Well, I had a hard time believing that part too, but when I woke up from my dream this morning, it was still true. Two babies still kick inside me. The Alison who once gave all of her teachers early gray hair is about to be the mother of two newborn babies simultaneously. There is joy and terror in that thought.
That momentous day, as we left the ultrasound, breathless and overwhelmed, Ben said to me,” Now you must know how Mary felt!”
“I’m not quite the mother of Jesus!” was my initial response. But then I thought about how every child bears the image of the Father, I thought about the worth of a human soul, and I remembered that feeling, lying on the bed in the ultrasound room knowing I was completely unworthy of the gift I was being given. And my spirit rejoiced in God my Savior, for he had regarded the low estate of his servant.
I remember before I knew I was having any baby, flipping through my Bible and landing on a Psalm. It spoke of the wicked being satisfied with the treasures of this life and with children that God gives them. “As for me,” it says, “I will see your face in righteousness; I shall be satisfied when I awake in Your likeness.”
At the time I read that, I thought maybe God was telling me that I would be barren, that He would deny me babies and motherhood and I would have to be content with Him. He must have laughed at that, because even then, unknown to me, I was the mother of not one, but two.
Now I see it differently. I see him telling me not to take His good gifts for granted. Not to think that healthy babies and a clean house are the goals of life. Because even now there is so much I could be anxious about, and I could worry about everything that could go wrong instead of thanking him for what He has already done and what He will continue to do.

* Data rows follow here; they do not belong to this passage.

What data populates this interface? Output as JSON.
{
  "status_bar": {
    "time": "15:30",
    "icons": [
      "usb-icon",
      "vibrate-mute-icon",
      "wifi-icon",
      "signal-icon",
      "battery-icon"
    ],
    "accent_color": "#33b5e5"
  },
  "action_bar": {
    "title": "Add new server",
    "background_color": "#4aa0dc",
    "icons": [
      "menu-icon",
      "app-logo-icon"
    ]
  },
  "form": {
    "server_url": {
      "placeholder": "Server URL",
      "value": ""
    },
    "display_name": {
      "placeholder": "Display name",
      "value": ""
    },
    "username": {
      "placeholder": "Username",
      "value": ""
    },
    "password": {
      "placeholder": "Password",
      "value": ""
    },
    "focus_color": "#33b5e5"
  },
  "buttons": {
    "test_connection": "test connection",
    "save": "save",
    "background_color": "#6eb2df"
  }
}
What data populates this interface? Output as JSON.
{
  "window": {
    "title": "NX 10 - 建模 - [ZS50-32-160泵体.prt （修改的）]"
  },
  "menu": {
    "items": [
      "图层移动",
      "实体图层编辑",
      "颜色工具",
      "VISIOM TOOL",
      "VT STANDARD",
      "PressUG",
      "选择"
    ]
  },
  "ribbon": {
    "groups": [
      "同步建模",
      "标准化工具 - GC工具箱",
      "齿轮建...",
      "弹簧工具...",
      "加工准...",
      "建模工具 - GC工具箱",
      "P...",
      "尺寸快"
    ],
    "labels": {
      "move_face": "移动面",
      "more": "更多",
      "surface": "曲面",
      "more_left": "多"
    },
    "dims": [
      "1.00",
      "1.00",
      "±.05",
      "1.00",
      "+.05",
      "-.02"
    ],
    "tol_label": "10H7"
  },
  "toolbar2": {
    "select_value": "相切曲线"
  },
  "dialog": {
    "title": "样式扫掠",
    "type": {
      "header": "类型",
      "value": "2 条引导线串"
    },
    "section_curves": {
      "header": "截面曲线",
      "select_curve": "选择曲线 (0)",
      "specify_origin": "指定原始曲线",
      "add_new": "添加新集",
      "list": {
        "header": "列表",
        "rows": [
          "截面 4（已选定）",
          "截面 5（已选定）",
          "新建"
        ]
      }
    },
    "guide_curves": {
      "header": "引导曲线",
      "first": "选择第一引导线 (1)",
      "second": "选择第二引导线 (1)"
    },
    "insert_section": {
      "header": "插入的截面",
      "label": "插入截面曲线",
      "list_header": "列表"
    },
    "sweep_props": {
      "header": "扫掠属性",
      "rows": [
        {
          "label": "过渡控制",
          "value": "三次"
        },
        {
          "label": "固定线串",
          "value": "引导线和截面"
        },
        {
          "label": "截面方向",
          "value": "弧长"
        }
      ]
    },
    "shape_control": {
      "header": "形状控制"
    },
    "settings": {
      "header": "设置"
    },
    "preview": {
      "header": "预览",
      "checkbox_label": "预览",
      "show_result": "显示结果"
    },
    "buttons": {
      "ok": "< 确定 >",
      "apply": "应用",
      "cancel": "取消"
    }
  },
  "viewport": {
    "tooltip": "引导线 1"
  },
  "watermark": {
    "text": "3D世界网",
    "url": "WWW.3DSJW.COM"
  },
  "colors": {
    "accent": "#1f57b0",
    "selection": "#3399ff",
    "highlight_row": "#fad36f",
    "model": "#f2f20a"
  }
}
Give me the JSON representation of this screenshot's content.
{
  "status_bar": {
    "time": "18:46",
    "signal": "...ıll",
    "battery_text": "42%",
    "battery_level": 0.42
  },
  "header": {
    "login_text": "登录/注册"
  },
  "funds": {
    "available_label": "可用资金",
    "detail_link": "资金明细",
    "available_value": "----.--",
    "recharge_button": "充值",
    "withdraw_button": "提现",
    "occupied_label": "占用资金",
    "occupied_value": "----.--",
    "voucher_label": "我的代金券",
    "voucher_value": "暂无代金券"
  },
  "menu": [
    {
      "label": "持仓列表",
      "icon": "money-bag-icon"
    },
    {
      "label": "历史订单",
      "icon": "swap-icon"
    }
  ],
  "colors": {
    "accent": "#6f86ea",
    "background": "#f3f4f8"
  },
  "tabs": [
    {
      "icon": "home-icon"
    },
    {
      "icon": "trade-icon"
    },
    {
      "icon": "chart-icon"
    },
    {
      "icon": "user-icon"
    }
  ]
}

I see him looking at the 9th grader me, the 21-year-old me, and the me who is still sick and sometimes unproductive but blessed with twins. I know that He sees past all of this to the person He is making me, the one He is recreating in the image of His Son.
As joyous as it is to wake up from wild pregnant dreams to find myself safe in my own bed–the wife of Ben and the mother of twins–how much more satisfied will I be when I awake from this world someday and find that God has used all of it to shape me into His likeness?
P.S. Less exciting news, but maybe worth mentioning–my book How Beautiful the Dusty Road is officially published and available through the CLP website, and probably is or will soon be available at your local Mennonite bookstore. (If that is a thing.) 😊 To borrow the expressive ending of all the Christopher churchmouse story-tapes I ever listened to–“Look for them at your local Christian bookstore…”
Laura Miller
16 Nov 2022Oh congratulations! 🙂 …and yes, aren’t pregnancy dreams wild?!
Alison
16 Nov 2022Oh, yes, aren’t they?? 😉 Ben said I should write down my dreams and write a book about them. 😁
Anonymous
16 Nov 2022I always look forward to your posts and they do not disappoint! And I’m so excited about your book!!
Alison
16 Nov 2022Thanks! 😊
Meg Graber
16 Nov 2022Alison! Twins! How very exciting!
I will be definitely be buying your book❤️
Love, Meg
Alison
16 Nov 2022Thanks, Meg, we are definitely excited!!😊❤️
Gina
3 Dec 2022How exciting! I remember, after I had three babies in as many years, looking back to some things I had written when I was convinced I’d be barren, and laughing at how short my vision was. If only I had known, but on the other hand, if we would always know, we wouldn’t have to exercise our faith muscles.
I was so excited to see your book in the Christian Light catalog. Definently ordering it if my local Mennonite stores doesn’t carry it!